Understanding and mitigating refresh overheads in high-density DDR4 DRAM systems

  • Authors:
  • Janani Mukundan;Hillery Hunter;Kyu-hyoun Kim;Jeffrey Stuecheli;José F. Martínez

  • Affiliations:
  • Cornell University, Ithaca, NY;IBM Thomas J. Watson, Yorktown Heights, NY;IBM Thomas J. Watson, Yorktown Heights, NY;IBM Systems and Tech. Group, Austin, TX;Cornell University, Ithaca, NY

  • Venue:
  • Proceedings of the 40th Annual International Symposium on Computer Architecture
  • Year:
  • 2013

Quantified Score

Hi-index 0.00

Visualization

Abstract

Recent DRAM specifications exhibit increasing refresh latencies. A refresh command blocks a full rank, decreasing available parallelism in the memory subsystem significantly, thus decreasing performance. Fine Granularity Refresh (FGR) is a feature recently announced as part of JEDEC's DDR4 DRAM specification that attempts to tackle this problem by creating a range of refresh options that provide a trade-off between refresh latency and frequency. In this paper, we first conduct an analysis of DDR4 DRAM's FGR feature, and show that there is no one-size-fits-all option across a variety of applications. We then present Adaptive Refresh (AR), a simple yet effective mechanism that dynamically chooses the best FGR mode for each application and phase within the application. When looking at the refresh problem more closely, we identify in high-density DRAM systems a phenomenon that we call command queue seizure, whereby the memory controller's command queue seizes up temporarily because it is full with commands to a rank that is being refreshed. To attack this problem, we propose two complementary mechanisms called Delayed Command Expansion (DCE) and Preemptive Command Drain (PCD). Our results show that AR does exploit DDR4's FGR effectively.
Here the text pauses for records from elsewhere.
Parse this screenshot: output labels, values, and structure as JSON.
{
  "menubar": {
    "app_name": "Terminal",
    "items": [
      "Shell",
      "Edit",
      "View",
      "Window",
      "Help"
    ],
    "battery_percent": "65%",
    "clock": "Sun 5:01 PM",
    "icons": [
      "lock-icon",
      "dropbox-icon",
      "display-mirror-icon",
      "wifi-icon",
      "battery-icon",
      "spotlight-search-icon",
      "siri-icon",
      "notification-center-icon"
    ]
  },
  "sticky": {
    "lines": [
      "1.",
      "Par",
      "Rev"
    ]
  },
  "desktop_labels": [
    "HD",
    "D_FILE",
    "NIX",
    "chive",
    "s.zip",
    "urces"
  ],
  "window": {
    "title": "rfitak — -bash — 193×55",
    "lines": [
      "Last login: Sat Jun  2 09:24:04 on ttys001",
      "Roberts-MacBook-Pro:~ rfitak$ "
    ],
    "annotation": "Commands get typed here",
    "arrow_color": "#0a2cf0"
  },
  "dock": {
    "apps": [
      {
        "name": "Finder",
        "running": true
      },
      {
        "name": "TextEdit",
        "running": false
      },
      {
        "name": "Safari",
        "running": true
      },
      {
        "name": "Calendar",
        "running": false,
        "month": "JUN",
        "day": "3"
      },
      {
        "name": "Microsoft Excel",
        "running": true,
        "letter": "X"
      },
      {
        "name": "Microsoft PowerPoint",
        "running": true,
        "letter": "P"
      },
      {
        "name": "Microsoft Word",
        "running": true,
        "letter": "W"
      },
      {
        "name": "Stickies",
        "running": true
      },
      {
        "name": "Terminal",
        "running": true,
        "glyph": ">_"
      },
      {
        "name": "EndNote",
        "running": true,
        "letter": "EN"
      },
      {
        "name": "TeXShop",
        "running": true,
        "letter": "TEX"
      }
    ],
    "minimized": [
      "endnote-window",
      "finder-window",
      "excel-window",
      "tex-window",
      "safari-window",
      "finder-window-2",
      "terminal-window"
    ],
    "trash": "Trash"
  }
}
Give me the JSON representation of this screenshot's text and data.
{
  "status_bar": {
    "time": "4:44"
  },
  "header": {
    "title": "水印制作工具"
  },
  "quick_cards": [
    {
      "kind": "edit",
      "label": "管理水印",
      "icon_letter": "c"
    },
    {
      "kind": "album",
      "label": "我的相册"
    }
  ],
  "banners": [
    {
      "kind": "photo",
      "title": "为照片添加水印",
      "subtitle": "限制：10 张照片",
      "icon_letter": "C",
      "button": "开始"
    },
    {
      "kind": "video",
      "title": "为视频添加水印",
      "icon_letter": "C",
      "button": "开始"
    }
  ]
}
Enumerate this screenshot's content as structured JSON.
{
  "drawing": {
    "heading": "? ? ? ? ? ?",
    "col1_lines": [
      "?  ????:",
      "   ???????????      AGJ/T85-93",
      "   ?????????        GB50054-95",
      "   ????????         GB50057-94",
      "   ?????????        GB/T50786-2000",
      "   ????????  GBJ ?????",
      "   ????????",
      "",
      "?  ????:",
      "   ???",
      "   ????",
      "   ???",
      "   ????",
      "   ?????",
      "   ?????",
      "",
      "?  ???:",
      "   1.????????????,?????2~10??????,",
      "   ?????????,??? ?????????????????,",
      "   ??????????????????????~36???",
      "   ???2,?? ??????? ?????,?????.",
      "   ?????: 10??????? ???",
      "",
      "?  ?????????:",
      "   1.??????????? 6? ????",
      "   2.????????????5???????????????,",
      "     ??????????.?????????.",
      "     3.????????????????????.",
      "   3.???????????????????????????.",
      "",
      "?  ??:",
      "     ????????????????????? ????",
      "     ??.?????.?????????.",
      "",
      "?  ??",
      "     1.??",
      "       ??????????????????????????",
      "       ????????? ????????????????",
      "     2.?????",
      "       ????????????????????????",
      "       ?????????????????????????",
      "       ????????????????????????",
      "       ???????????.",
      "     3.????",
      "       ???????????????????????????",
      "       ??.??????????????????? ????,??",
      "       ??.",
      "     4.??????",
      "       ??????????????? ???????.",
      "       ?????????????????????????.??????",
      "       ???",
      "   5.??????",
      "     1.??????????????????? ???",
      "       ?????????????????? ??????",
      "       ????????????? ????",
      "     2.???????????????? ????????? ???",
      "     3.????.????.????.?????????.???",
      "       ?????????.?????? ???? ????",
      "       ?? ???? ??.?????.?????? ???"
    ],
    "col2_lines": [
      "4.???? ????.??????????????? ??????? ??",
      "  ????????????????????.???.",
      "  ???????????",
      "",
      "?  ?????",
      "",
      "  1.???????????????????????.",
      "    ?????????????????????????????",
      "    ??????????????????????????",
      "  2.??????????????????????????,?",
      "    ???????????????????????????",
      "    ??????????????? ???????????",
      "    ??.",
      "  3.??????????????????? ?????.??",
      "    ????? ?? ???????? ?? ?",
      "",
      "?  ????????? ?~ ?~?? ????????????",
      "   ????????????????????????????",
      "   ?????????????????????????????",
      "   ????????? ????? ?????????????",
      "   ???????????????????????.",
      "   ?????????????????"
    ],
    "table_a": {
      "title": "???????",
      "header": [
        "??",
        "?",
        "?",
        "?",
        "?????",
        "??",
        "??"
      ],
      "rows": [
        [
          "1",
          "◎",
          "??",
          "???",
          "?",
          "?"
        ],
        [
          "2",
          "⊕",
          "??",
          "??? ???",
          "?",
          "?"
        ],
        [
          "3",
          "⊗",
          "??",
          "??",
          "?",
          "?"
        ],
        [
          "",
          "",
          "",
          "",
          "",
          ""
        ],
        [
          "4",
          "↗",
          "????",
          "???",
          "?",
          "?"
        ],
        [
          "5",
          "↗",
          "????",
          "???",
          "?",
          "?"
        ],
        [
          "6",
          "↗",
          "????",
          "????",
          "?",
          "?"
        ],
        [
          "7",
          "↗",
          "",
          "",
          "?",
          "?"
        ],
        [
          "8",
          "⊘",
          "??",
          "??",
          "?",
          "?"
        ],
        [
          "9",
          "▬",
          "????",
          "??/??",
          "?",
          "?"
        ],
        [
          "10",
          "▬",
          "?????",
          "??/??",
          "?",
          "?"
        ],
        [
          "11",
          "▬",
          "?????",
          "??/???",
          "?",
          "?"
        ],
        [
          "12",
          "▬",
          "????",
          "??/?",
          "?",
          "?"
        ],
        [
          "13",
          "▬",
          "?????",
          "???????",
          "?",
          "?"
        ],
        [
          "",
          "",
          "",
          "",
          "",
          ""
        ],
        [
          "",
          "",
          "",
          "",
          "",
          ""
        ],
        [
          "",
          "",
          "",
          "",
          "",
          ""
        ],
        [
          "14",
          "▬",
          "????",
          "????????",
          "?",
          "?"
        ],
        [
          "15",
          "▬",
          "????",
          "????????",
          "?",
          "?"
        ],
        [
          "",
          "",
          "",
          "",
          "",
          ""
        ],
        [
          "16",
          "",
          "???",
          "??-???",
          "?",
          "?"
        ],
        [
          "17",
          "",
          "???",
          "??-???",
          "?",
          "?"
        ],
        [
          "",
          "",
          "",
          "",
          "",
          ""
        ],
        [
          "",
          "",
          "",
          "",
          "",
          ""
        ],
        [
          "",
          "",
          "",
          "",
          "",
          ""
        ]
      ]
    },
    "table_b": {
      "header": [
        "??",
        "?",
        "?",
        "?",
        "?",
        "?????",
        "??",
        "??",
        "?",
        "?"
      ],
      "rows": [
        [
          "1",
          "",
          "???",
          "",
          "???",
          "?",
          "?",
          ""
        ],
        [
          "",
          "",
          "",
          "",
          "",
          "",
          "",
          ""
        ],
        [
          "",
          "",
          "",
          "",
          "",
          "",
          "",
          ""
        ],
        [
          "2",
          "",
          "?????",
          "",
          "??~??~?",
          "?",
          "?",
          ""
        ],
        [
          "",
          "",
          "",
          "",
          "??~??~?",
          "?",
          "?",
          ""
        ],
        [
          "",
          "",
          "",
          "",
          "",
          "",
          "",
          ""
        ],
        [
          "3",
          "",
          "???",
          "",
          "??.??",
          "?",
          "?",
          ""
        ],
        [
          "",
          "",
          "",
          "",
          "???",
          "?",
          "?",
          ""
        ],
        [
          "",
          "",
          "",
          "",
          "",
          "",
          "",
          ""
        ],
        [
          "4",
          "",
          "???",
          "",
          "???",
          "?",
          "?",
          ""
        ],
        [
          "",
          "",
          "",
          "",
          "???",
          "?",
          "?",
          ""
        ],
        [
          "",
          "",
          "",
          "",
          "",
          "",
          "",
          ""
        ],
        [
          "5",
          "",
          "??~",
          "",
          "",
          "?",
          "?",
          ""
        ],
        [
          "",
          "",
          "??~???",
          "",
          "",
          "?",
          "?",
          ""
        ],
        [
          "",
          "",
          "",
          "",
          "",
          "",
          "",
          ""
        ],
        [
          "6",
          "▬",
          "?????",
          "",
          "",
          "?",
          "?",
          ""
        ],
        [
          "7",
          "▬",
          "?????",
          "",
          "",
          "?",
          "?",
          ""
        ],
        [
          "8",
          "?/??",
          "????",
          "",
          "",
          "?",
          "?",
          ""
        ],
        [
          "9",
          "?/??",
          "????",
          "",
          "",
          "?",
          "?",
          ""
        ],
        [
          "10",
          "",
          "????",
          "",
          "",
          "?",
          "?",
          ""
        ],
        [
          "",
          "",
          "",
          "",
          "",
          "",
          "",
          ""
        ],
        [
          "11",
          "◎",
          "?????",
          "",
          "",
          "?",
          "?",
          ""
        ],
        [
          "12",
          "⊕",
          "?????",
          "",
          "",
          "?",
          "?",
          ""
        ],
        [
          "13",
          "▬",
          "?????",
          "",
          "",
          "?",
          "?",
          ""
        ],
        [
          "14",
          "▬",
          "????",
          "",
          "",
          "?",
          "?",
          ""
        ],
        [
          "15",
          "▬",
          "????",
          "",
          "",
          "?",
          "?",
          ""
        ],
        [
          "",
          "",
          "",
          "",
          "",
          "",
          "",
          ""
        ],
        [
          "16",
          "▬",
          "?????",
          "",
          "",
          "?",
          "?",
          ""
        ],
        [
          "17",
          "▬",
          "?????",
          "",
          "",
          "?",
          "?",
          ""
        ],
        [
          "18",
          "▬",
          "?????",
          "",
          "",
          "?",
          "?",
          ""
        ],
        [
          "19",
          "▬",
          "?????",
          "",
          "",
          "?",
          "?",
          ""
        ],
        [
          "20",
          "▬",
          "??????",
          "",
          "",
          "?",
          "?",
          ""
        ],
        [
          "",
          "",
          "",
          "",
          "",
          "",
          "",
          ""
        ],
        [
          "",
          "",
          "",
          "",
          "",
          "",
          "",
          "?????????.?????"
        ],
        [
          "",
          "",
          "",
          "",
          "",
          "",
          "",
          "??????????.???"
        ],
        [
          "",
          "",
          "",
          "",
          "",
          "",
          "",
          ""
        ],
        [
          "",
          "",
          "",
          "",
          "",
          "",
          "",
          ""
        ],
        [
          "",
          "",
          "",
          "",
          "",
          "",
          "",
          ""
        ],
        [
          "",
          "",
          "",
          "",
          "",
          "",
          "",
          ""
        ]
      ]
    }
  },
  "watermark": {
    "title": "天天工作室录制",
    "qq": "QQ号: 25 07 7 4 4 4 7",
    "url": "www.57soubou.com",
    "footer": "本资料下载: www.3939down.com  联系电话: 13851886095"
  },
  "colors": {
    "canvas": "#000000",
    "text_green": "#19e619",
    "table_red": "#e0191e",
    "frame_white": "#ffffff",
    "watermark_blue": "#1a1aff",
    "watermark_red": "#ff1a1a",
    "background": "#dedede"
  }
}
However, once our proposed DCE and PCD mechanisms are added, DDR4's FGR becomes redundant in most cases, except in a few highly memory-sensitive applications, where the use of AR does provide some additional benefit. In all, our simulations show that the proposed mechanisms yield 8% (14%) mean speedup with respect to traditional refresh, at normal (extended) DRAM operating temperatures, for a set of diverse parallel applications.